If I Want to Whistle, I Whistle.

George Pistereau as Silviu.

Silviu, a young delinquent is about to be released from a young offenders institution located somewhere in the Rumanian countryside. Two things shape the last weeks of his detention. Firstly he discovers that his estranged mother has returned after eight years absence and intends to take his younger brother Marius, who he brought up single handily before his four-year prison sentence, back to Italy with her. The second is when an attractive young lady turns up at the prison to interview him for a sociology project as part of his release programme. Both these incidents combine to incite our naive young delinquent to act in a manner that will certainly affect his immediate prospects and more than likely the remainder of his life.

Ada Condeescu as Ana.
The tone of If I Want to Whistle, I Whistle (2010) brings to mind the grittiness and reality of the BBC’s original Play for Today format and the films of the British New Wave.

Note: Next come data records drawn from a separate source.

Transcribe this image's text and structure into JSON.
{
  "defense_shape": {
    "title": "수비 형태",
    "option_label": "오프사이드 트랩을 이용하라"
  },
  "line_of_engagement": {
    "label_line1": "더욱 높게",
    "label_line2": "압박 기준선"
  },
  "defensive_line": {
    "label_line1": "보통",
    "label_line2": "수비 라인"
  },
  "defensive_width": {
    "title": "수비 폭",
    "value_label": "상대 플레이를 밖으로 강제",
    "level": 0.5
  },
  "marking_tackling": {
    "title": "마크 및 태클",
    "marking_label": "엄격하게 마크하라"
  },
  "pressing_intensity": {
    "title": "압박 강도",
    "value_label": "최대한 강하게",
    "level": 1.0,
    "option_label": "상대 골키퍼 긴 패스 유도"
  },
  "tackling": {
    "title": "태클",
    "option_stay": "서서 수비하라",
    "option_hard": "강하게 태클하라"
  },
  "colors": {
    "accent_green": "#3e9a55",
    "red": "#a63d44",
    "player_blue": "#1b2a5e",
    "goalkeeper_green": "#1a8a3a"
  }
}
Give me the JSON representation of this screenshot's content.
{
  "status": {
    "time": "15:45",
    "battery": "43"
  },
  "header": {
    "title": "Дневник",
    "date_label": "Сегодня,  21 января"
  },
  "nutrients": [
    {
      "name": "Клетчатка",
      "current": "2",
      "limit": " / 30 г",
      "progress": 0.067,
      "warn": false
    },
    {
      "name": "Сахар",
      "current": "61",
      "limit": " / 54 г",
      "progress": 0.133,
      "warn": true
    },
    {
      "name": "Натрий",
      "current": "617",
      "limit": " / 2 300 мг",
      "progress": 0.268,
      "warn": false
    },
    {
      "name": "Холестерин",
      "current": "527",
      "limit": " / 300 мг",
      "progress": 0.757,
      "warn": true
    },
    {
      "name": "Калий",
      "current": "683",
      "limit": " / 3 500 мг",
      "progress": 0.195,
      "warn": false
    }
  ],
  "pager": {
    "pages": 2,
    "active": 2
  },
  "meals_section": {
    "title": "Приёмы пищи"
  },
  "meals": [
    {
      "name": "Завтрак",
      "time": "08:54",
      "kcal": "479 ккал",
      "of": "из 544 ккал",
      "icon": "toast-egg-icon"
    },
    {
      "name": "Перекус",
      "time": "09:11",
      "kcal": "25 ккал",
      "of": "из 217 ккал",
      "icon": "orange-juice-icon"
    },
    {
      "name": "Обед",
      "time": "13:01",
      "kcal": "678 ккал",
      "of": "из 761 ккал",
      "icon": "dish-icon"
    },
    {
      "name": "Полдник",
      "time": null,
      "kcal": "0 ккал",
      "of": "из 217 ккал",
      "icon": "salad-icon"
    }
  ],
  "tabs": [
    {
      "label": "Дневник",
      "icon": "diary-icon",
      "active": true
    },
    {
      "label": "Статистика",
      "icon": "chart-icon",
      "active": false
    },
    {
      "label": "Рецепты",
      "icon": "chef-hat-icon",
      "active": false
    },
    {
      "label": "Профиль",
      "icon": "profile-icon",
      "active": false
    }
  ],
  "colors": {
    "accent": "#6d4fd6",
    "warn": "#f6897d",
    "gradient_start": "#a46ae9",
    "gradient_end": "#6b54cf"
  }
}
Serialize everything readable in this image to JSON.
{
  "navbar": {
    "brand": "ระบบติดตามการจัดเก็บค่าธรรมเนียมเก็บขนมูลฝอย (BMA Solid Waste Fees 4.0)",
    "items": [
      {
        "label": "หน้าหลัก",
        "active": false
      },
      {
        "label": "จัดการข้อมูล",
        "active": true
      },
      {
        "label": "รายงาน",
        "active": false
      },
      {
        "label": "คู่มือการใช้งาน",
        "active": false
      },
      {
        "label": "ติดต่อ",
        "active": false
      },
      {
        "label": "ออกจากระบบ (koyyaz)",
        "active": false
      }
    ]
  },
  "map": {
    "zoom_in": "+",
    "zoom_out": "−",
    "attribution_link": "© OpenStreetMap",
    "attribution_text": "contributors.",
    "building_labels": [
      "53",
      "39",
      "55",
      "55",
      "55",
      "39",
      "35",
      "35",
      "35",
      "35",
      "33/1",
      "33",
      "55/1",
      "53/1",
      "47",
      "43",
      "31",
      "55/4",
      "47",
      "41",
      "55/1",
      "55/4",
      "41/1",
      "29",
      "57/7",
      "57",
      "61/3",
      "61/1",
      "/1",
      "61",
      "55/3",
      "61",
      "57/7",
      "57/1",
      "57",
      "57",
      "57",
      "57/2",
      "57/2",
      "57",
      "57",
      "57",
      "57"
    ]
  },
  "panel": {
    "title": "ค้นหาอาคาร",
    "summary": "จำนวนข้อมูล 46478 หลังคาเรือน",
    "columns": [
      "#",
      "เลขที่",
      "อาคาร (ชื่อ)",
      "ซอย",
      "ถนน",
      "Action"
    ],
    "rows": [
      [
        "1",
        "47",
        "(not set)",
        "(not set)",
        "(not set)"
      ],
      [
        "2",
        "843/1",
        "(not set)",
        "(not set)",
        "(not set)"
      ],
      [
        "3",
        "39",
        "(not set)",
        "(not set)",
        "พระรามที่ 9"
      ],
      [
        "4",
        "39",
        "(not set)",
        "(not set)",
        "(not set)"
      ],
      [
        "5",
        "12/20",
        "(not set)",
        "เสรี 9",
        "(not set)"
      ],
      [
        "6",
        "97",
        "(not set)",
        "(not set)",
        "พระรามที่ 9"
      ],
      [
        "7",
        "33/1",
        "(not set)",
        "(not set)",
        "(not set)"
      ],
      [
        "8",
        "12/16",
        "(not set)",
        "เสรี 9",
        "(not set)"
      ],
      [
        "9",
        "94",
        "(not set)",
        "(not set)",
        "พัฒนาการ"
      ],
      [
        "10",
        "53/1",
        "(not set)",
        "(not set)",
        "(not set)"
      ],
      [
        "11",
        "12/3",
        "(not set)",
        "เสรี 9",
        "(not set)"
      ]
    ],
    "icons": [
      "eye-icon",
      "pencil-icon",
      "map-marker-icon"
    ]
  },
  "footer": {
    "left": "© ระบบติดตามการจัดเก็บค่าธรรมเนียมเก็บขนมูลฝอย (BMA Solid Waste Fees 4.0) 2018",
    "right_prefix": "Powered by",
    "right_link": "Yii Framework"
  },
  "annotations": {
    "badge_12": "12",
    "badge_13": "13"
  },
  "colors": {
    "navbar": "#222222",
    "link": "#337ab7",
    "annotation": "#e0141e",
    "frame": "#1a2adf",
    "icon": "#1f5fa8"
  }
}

This is underlined by the hand held camera work of Marius Panduru and using actual inmates via a drama workshop, who had to be transported under guard to the film set, played many of the supporting roles. Even the charismatic George Pistereanu had very little acting experience before he played the main character.  This casting adds greatly to the authentic feel of the threat of  violence that hangs over the movie, something that keeps you on tender hooks throughout the film.

Perhaps not quite up to the standard of Jacques Audiard award winning French prison drama A Prophet (2009) but certainly the equal of the Danish prison drama R (2010). Director Florin Serban’s film deservedly won a Silver Bear Grand Jury Award at the 2010 Berlin Film Festival. This is the sort of film that remains in your consciousness long after the closing credits .You may not come out of the cinema with a grin across your face but it’s a movie you will appreciate far more than the fantasy world of bringing fish to the desert or old people retiring to a sanitised India.  That’s not to say I have anything against a good fantasy film’s my problem is when they masquerade as something more and are not.